04 ANNABETH CHASE
    c.ai

    The Subway—C.R.

    New York was hers long before she ever held a sword.

    Annabeth Chase knew the cracks in the sidewalk like scars on her skin. The chipped tiles in Grand Central, the flicker of the overhead lights, the screech of a late train cutting through the tunnels like a blade. The city pulsed under her feet—a living, breathing thing she could read like ancient architecture.

    But after the Battle of Manhattan, the streets stopped feeling like hers alone.

    Because that was where she met you.

    You were chaos in combat boots. A Roman demigod with chipped nail polish and a beauty mark that still shows up in her dreams like a curse. Green hair, sharper eyes, sharper tongue. You fought back-to-back with her on the subway—of all places—when a monster ambushed a crowd during rush hour, and she’s still not sure if the shaking came from the train or from her hands when your fingers brushed hers mid-fight.

    You stayed in New York for a few weeks. Enough time to become a habit. Enough time to ruin her for anyone else. You dragged her to rooftop diners and midnight movie screenings in languages neither of you understood. You told her stories about Camp Jupiter in a way that made her want to burn her maps and draw new ones. You kissed her on the Brooklyn Bridge in the rain, grinning like you knew the moment would haunt her forever.

    Then one day—you were gone.

    No forwarding address. No warning. Not even a note. Just vanished like smoke in a tunnel, leaving only perfume on her hoodie and a heartbreak shaped like Grand Central.

    Now, every time she’s in the city, she takes the subway. She doesn’t tell anyone why.

    She’s not looking for you. She swears.

    But she knows which train you used to take. Which staircase you’d appear at. She knows that someone at camp wears your perfume now, and she has to excuse herself every time they walk by. It clings to her memory like train dust—impossible to scrub off.

    Sometimes she tells herself stories. That you were just passing through. That maybe she made you up entirely. That if in four more months the ache doesn’t fade, she’ll leave New York behind for good.

    Until then, it’s just another day.

    And it’s not over ‘til it’s over.

    (Spoiler: it’s never over.)

    Because you had a way.

    Of walking into a room and rearranging gravity.

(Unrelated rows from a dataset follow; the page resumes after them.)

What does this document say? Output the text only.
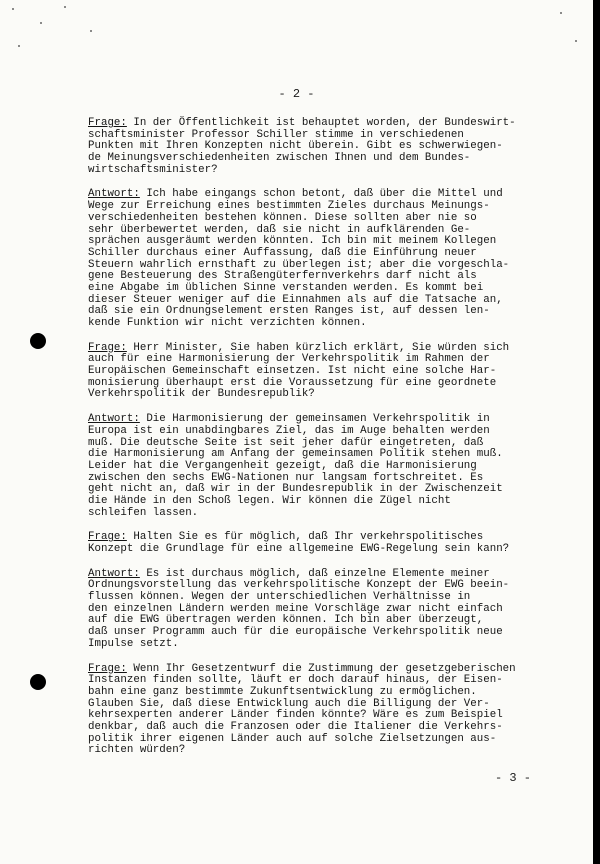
- 2 -
Frage: In der Öffentlichkeit ist behauptet worden, der Bundeswirt-
schaftsminister Professor Schiller stimme in verschiedenen
Punkten mit Ihren Konzepten nicht überein. Gibt es schwerwiegen-
de Meinungsverschiedenheiten zwischen Ihnen und dem Bundes-
wirtschaftsminister?
Antwort: Ich habe eingangs schon betont, daß über die Mittel und
Wege zur Erreichung eines bestimmten Zieles durchaus Meinungs-
verschiedenheiten bestehen können. Diese sollten aber nie so
sehr überbewertet werden, daß sie nicht in aufklärenden Ge-
sprächen ausgeräumt werden könnten. Ich bin mit meinem Kollegen
Schiller durchaus einer Auffassung, daß die Einführung neuer
Steuern wahrlich ernsthaft zu überlegen ist; aber die vorgeschla-
gene Besteuerung des Straßengüterfernverkehrs darf nicht als
eine Abgabe im üblichen Sinne verstanden werden. Es kommt bei
dieser Steuer weniger auf die Einnahmen als auf die Tatsache an,
daß sie ein Ordnungselement ersten Ranges ist, auf dessen len-
kende Funktion wir nicht verzichten können.
Frage: Herr Minister, Sie haben kürzlich erklärt, Sie würden sich
auch für eine Harmonisierung der Verkehrspolitik im Rahmen der
Europäischen Gemeinschaft einsetzen. Ist nicht eine solche Har-
monisierung überhaupt erst die Voraussetzung für eine geordnete
Verkehrspolitik der Bundesrepublik?
Antwort: Die Harmonisierung der gemeinsamen Verkehrspolitik in
Europa ist ein unabdingbares Ziel, das im Auge behalten werden
muß. Die deutsche Seite ist seit jeher dafür eingetreten, daß
die Harmonisierung am Anfang der gemeinsamen Politik stehen muß.
Leider hat die Vergangenheit gezeigt, daß die Harmonisierung
zwischen den sechs EWG-Nationen nur langsam fortschreitet. Es
geht nicht an, daß wir in der Bundesrepublik in der Zwischenzeit
die Hände in den Schoß legen. Wir können die Zügel nicht
schleifen lassen.
Frage: Halten Sie es für möglich, daß Ihr verkehrspolitisches
Konzept die Grundlage für eine allgemeine EWG-Regelung sein kann?
Antwort: Es ist durchaus möglich, daß einzelne Elemente meiner
Ordnungsvorstellung das verkehrspolitische Konzept der EWG beein-
flussen können. Wegen der unterschiedlichen Verhältnisse in
den einzelnen Ländern werden meine Vorschläge zwar nicht einfach
auf die EWG übertragen werden können. Ich bin aber überzeugt,
daß unser Programm auch für die europäische Verkehrspolitik neue
Impulse setzt.
Frage: Wenn Ihr Gesetzentwurf die Zustimmung der gesetzgeberischen
Instanzen finden sollte, läuft er doch darauf hinaus, der Eisen-
bahn eine ganz bestimmte Zukunftsentwicklung zu ermöglichen.
Glauben Sie, daß diese Entwicklung auch die Billigung der Ver-
kehrsexperten anderer Länder finden könnte? Wäre es zum Beispiel
denkbar, daß auch die Franzosen oder die Italiener die Verkehrs-
politik ihrer eigenen Länder auch auf solche Zielsetzungen aus-
richten würden?
- 3 -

    Of making her believe in soulmates and subway signs.

    Of saying her name like it was always meant to be sung in a whisper between stations.

    You had a way…

    But you got away.

    And then—

    She sees you.

    It’s a Tuesday. Late. Grand Central is half-asleep, lights humming low.

    She’s not expecting anything but the usual ache and the chill from the tunnel. But when she looks up from the turnstile—there you are.

    Standing at the edge of the platform.

    Same combat boots. New jacket. Hair longer. Tired eyes. You haven’t seen her yet. But she sees you.

    Her breath catches like a snapped string.

    She should walk away. She should run.

    But her feet stay planted like she’s rooted in stone, like Athena herself is holding her in place. Her pulse thrums with all the things she never said. Every could’ve, should’ve, didn’t.

    You look up.

    And everything goes still.

    The train is minutes away. Maybe less. There’s enough time for a thousand choices. You could walk over. You could turn around. You could pretend you never saw her.

    You could speak. You could smile.

    You could stay.

    Annabeth doesn’t move. Doesn’t blink. Doesn’t breathe.

    She’s still holding onto the version of you that left. But now you’re real again. A maybe, a miracle, a mistake waiting to happen all over again.

    The city has always been loud.

    But in this moment, it’s quiet.

    It’s her.

    It’s you.

    It’s everything she tried to forget, standing just a few feet away.